OSPA's closure was marked by a farewell event held in London on 8 June 2017. The guest of honour was Charles, Prince of Wales, who gave a speech expressing the thanks of Queen Elizabeth II and of himself for "the extraordinarily valuable contribution, let alone the personal sacrifices, made by members of the Overseas Civil Service (and its previous manifestations) during the nineteenth and twentieth centuries". The guest speaker, introduced by OSPA's president Lord Goodlad, was the historian Lord Hennessy of Nympsfield. He concluded by saying, "You did the State and the Crown very considerable, very special service, – and I salute you for it."

==Archives of the Colonial Service and HMOCS==
The National Archives and the British Library, both in London, hold extensive records about all aspects of the British Empire, including the Colonial Service and HMOCS. There are particular collections in other centres, the chief ones being at:
- Oxford: in the Bodleian Library (located in the Weston Library), which now holds the records previously assembled at Rhodes House in Oxford where the Colonial Records Project was started in 1963;
- Cambridge: in the University Library, which holds the library and archive collections of the Royal Commonwealth Society. These include many personal accounts as well as government reports relating to Colonial Service. There are also the University's Centre for African Studies;
- London: The Senate House Library, University of London, holds the extensive archives collected by the Institute of Commonwealth Studies. Included within these are personal accounts of service overseas. One of the University's other Libraries is at SOAS University of London which holds the corporate records of SOAS as well as the collected archives of organisations and individuals that document British interaction with Africa, Asia and the Middle East. Together the collections provide a range of sources, both institutional and personal and in a variety of formats, that reflect many aspects of service overseas.
- Edinburgh: Main Library building of Edinburgh University Library;
- Aberystwyth: in the National Library of Wales;
- Bristol: in the Bristol Archives, which hold the British Empire and Commonwealth Collection, consisting mainly of personal archives (photographs, films and paper) collected by British people living and working in the former empire. It is actively taking in material and objects relating to colonial times;
- Vienna: The Vienna University Library holds records from the office of the former Overseas Service Pensioners’ Association (OSPA), including a complete set of the Overseas Pensioner journals.
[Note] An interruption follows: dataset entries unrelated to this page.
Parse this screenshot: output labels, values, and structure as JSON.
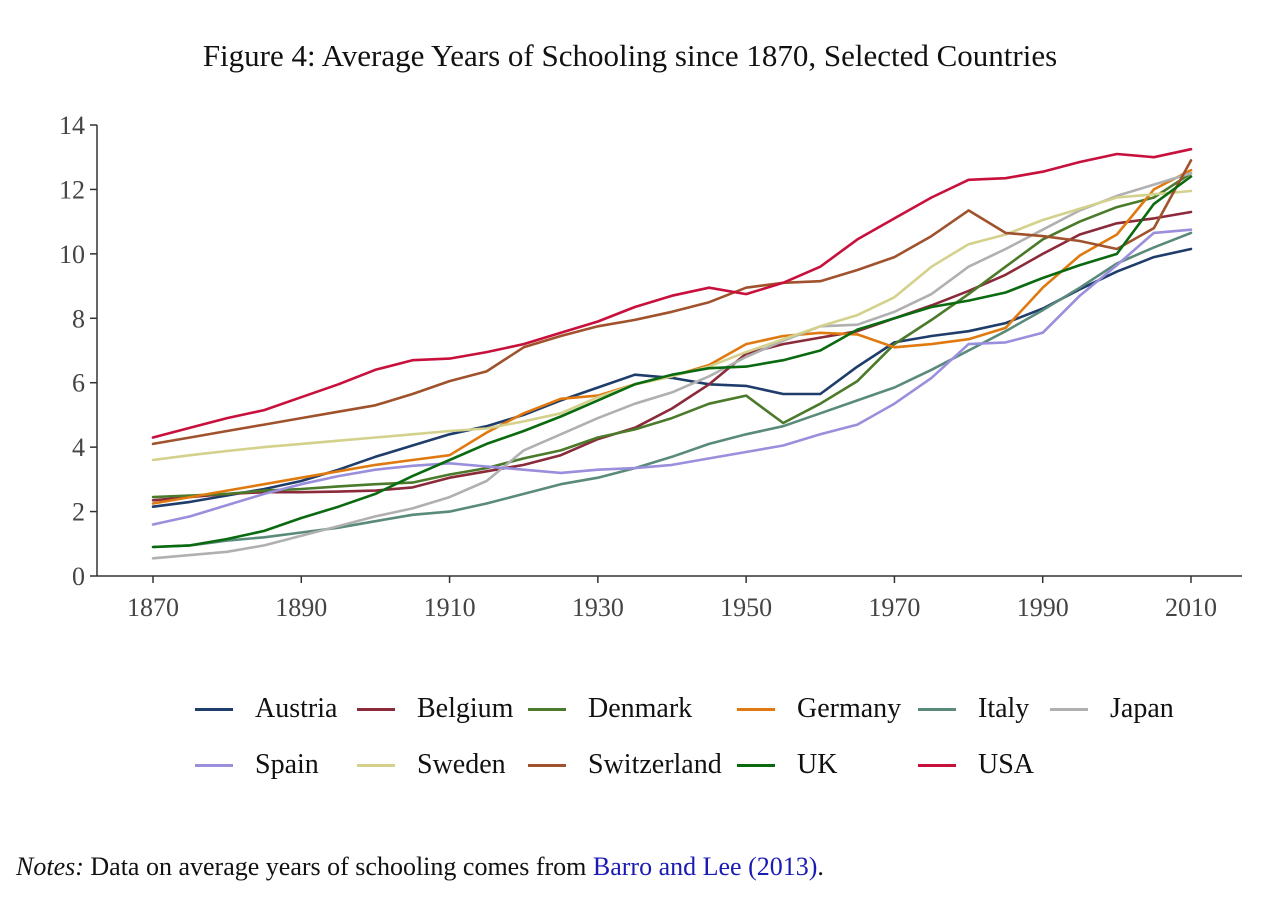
{
  "figure": {
    "title": "Figure 4: Average Years of Schooling since 1870, Selected Countries"
  },
  "chart_data": {
    "type": "line",
    "title": "Figure 4: Average Years of Schooling since 1870, Selected Countries",
    "xlabel": "",
    "ylabel": "",
    "xlim": [
      1870,
      2010
    ],
    "ylim": [
      0,
      14
    ],
    "x_ticks": [
      1870,
      1890,
      1910,
      1930,
      1950,
      1970,
      1990,
      2010
    ],
    "y_ticks": [
      0,
      2,
      4,
      6,
      8,
      10,
      12,
      14
    ],
    "grid": false,
    "legend_position": "bottom",
    "x": [
      1870,
      1875,
      1880,
      1885,
      1890,
      1895,
      1900,
      1905,
      1910,
      1915,
      1920,
      1925,
      1930,
      1935,
      1940,
      1945,
      1950,
      1955,
      1960,
      1965,
      1970,
      1975,
      1980,
      1985,
      1990,
      1995,
      2000,
      2005,
      2010
    ],
    "series": [
      {
        "name": "Austria",
        "color": "#1f3d6b",
        "values": [
          2.15,
          2.3,
          2.5,
          2.7,
          2.95,
          3.3,
          3.7,
          4.05,
          4.4,
          4.65,
          5.0,
          5.45,
          5.85,
          6.25,
          6.15,
          5.95,
          5.9,
          5.65,
          5.65,
          6.5,
          7.25,
          7.45,
          7.6,
          7.85,
          8.3,
          8.9,
          9.45,
          9.9,
          10.15
        ]
      },
      {
        "name": "Belgium",
        "color": "#8b2a3a",
        "values": [
          2.35,
          2.45,
          2.55,
          2.6,
          2.6,
          2.62,
          2.65,
          2.75,
          3.05,
          3.25,
          3.45,
          3.75,
          4.25,
          4.6,
          5.2,
          5.95,
          6.9,
          7.2,
          7.4,
          7.6,
          8.0,
          8.4,
          8.85,
          9.35,
          10.0,
          10.6,
          10.95,
          11.1,
          11.3
        ]
      },
      {
        "name": "Denmark",
        "color": "#4a7a2a",
        "values": [
          2.45,
          2.5,
          2.55,
          2.65,
          2.7,
          2.78,
          2.85,
          2.9,
          3.15,
          3.35,
          3.65,
          3.9,
          4.3,
          4.55,
          4.9,
          5.35,
          5.6,
          4.75,
          5.35,
          6.05,
          7.2,
          7.95,
          8.75,
          9.6,
          10.45,
          11.0,
          11.45,
          11.75,
          12.5
        ]
      },
      {
        "name": "Germany",
        "color": "#e07a10",
        "values": [
          2.25,
          2.45,
          2.65,
          2.85,
          3.05,
          3.25,
          3.45,
          3.6,
          3.75,
          4.45,
          5.05,
          5.5,
          5.6,
          5.95,
          6.2,
          6.55,
          7.2,
          7.45,
          7.55,
          7.5,
          7.1,
          7.2,
          7.35,
          7.7,
          8.95,
          9.95,
          10.6,
          12.0,
          12.6
        ]
      },
      {
        "name": "Italy",
        "color": "#5a8a7a",
        "values": [
          0.9,
          0.95,
          1.1,
          1.2,
          1.35,
          1.5,
          1.7,
          1.9,
          2.0,
          2.25,
          2.55,
          2.85,
          3.05,
          3.35,
          3.7,
          4.1,
          4.4,
          4.65,
          5.05,
          5.45,
          5.85,
          6.4,
          7.0,
          7.6,
          8.25,
          8.95,
          9.7,
          10.2,
          10.65
        ]
      },
      {
        "name": "Japan",
        "color": "#b0b0b0",
        "values": [
          0.55,
          0.65,
          0.75,
          0.95,
          1.25,
          1.55,
          1.85,
          2.1,
          2.45,
          2.95,
          3.9,
          4.4,
          4.9,
          5.35,
          5.7,
          6.2,
          6.8,
          7.3,
          7.75,
          7.8,
          8.2,
          8.75,
          9.6,
          10.15,
          10.75,
          11.35,
          11.8,
          12.15,
          12.5
        ]
      },
      {
        "name": "Spain",
        "color": "#9a8fdc",
        "values": [
          1.6,
          1.85,
          2.2,
          2.55,
          2.85,
          3.1,
          3.3,
          3.42,
          3.5,
          3.4,
          3.3,
          3.2,
          3.3,
          3.35,
          3.45,
          3.65,
          3.85,
          4.05,
          4.4,
          4.7,
          5.35,
          6.15,
          7.2,
          7.25,
          7.55,
          8.7,
          9.65,
          10.65,
          10.75
        ]
      },
      {
        "name": "Sweden",
        "color": "#d4d18c",
        "values": [
          3.6,
          3.75,
          3.88,
          4.0,
          4.1,
          4.2,
          4.3,
          4.4,
          4.5,
          4.58,
          4.8,
          5.05,
          5.55,
          5.95,
          6.2,
          6.5,
          6.95,
          7.35,
          7.75,
          8.1,
          8.65,
          9.6,
          10.3,
          10.6,
          11.05,
          11.4,
          11.75,
          11.85,
          11.95
        ]
      },
      {
        "name": "Switzerland",
        "color": "#a0522d",
        "values": [
          4.1,
          4.3,
          4.5,
          4.7,
          4.9,
          5.1,
          5.3,
          5.65,
          6.05,
          6.35,
          7.1,
          7.45,
          7.75,
          7.95,
          8.2,
          8.5,
          8.95,
          9.1,
          9.15,
          9.5,
          9.9,
          10.55,
          11.35,
          10.65,
          10.55,
          10.4,
          10.15,
          10.8,
          12.9
        ]
      },
      {
        "name": "UK",
        "color": "#0a6a10",
        "values": [
          0.9,
          0.95,
          1.15,
          1.4,
          1.8,
          2.15,
          2.55,
          3.1,
          3.6,
          4.1,
          4.5,
          4.95,
          5.45,
          5.95,
          6.25,
          6.45,
          6.5,
          6.7,
          7.0,
          7.65,
          8.0,
          8.35,
          8.55,
          8.8,
          9.25,
          9.65,
          10.0,
          11.55,
          12.4
        ]
      },
      {
        "name": "USA",
        "color": "#c8103c",
        "values": [
          4.3,
          4.6,
          4.9,
          5.15,
          5.55,
          5.95,
          6.4,
          6.7,
          6.75,
          6.95,
          7.2,
          7.55,
          7.9,
          8.35,
          8.7,
          8.95,
          8.75,
          9.1,
          9.6,
          10.45,
          11.1,
          11.75,
          12.3,
          12.35,
          12.55,
          12.85,
          13.1,
          13.0,
          13.25
        ]
      }
    ]
  },
  "notes": {
    "prefix": "Notes:",
    "text": " Data on average years of schooling comes from ",
    "link_text": "Barro and Lee (2013)",
    "suffix": "."
  }
}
As at September 2019, the collection is undergoing cataloguing and not yet available to the public. The research project VOICES conducted 108 oral history interviews with former HMOCS officers between 2016 and 2018. In some cases, the interviews were supplemented with personal documents by the interviewees. As at September 2019, the material is being prepared for online publication in cooperation with the Ludwig Boltzmann Institute for Digital History.

For a record of published memoirs and related studies there is the very extensive “Administering Empire” annotated bibliographic Check List compiled by Terry Barringer of Wolfson College, Cambridge, published by the Institute of Commonwealth Studies, University of London.